Nevertheless, like the District Court, we think that the contractual no waiver provision does not require a court to disregard completely Gray's conduct in pursuit of the preliminary injunction. Adopting Gray's position that any conduct in pursuit of a preliminary injunction is exempt from a prejudice inquiry could allow a party, under the guise of seeking a preliminary injunction, to conduct discovery which would not be allowed in arbitration proceedings. See, e.g., Zwitserse Maatschappij Van Levensverzekering En Lijfrente v. ABN Int'l Capital Mkts. Corp., 996 F.2d 1478, 1480 (2d Cir. 1993) (per curiam) (holding that taking deposition of witnesses not available in arbitration proceedings is sufficient prejudice to find waiver of right to arbitrate); St. Mary's Med. Ctr. of Evansville, Inc. v. Disco Aluminum Prods. Co., 969 F.2d 585, 591 (7th Cir. 1992) ("By delaying its demand for arbitration, Disco was able to obtain discovery it would not necessarily have been entitled to in an arbitration proceeding.").

Footnote 7. As Gray points out, Cassady does not claim that he was prejudiced in this manner. However, the cases above demonstrate why we will not adopt the position which Gray advocates.

More fundamentally, in addition to addressing the important question of whether the non-moving party suffers prejudice from the moving party's delay in invoking an arbitration clause, a court, by finding that there has been a waiver of the right to arbitrate predicated on a party's litigation conduct, effectuates the principle that a party may not use arbitration to manipulate the legal process and in that process waste scarce judicial resources. See, e.g., Republic Ins.

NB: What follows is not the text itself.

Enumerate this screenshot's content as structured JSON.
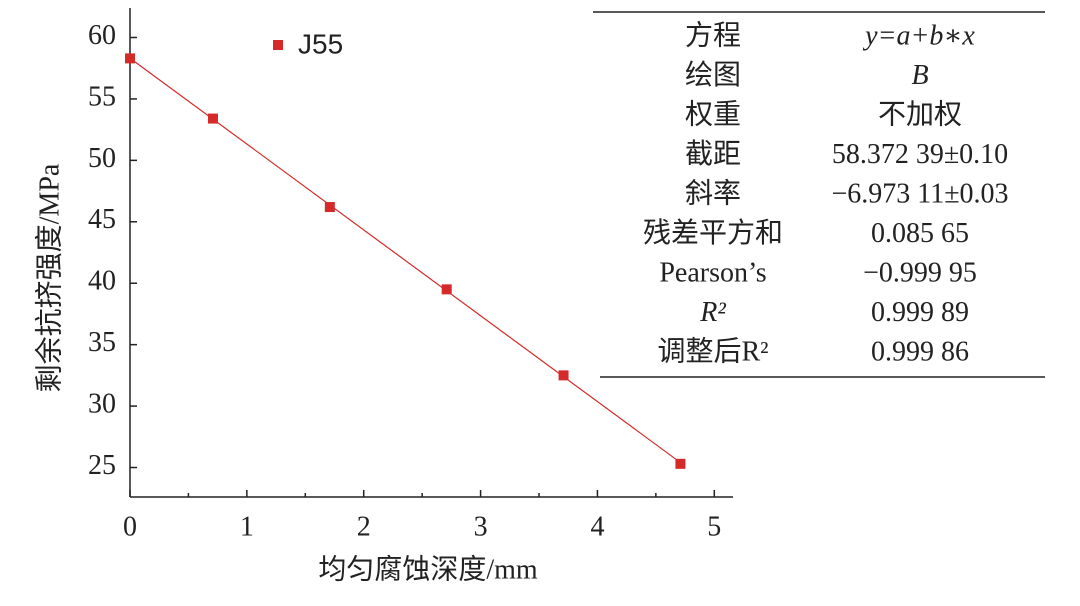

Co. v. PAICO Receivables, LLC, 383 F.3d 341, 348 (5th Cir. 2004) (holding that a "no waiver" clause does not override district court's inherent authority to control its own docket and to find that a party, through extensive litigation, has waived its right to arbitrate); Nat'l Found. for Cancer Research v. A. G. Edwards & Sons, Inc., 821 F.2d 772, 776 (D.C. Cir. 1987) ("To give Edwards a second bite at the very questions presented to the court for disposition squarely confronts the policy that arbitration may not be used as a strategy to manipulate the legal process."). For example, if faced with a contract that stated that neither party implicitly would waive the right to arbitrate by engaging in extensive litigation inconsistent with that right a court would not need to dispense completely with a prejudice inquiry in analyzing whether one of the parties, through its pursuit of litigation, did, indeed, waive the right to arbitration. See Richard A. Lord, Williston on Contracts § 39:36 (4th ed. 2000) ("The general view is that a party to a written contract can waive a provision of that contract by conduct expressly or surrounding performance, despite the existence of a so-called anti-waiver or 'failure to enforce' clause in the contract.").

Therefore, while Gray's motion for a preliminary injunction in itself does not factor into the waiver inquiry, the question for purposes of finding an arbitration waiver remains whether Gray, through its litigation conduct, waived its right to compel arbitration because of the prejudice Cassady suffered attributable to Gray's delay in invoking its right to arbitrate. See Nino, 609 F.3d at 209. In answering that question, we find that it is appropriate to consider Gray's litigation conduct as a whole, including its conduct in its pursuit of a preliminary injunction.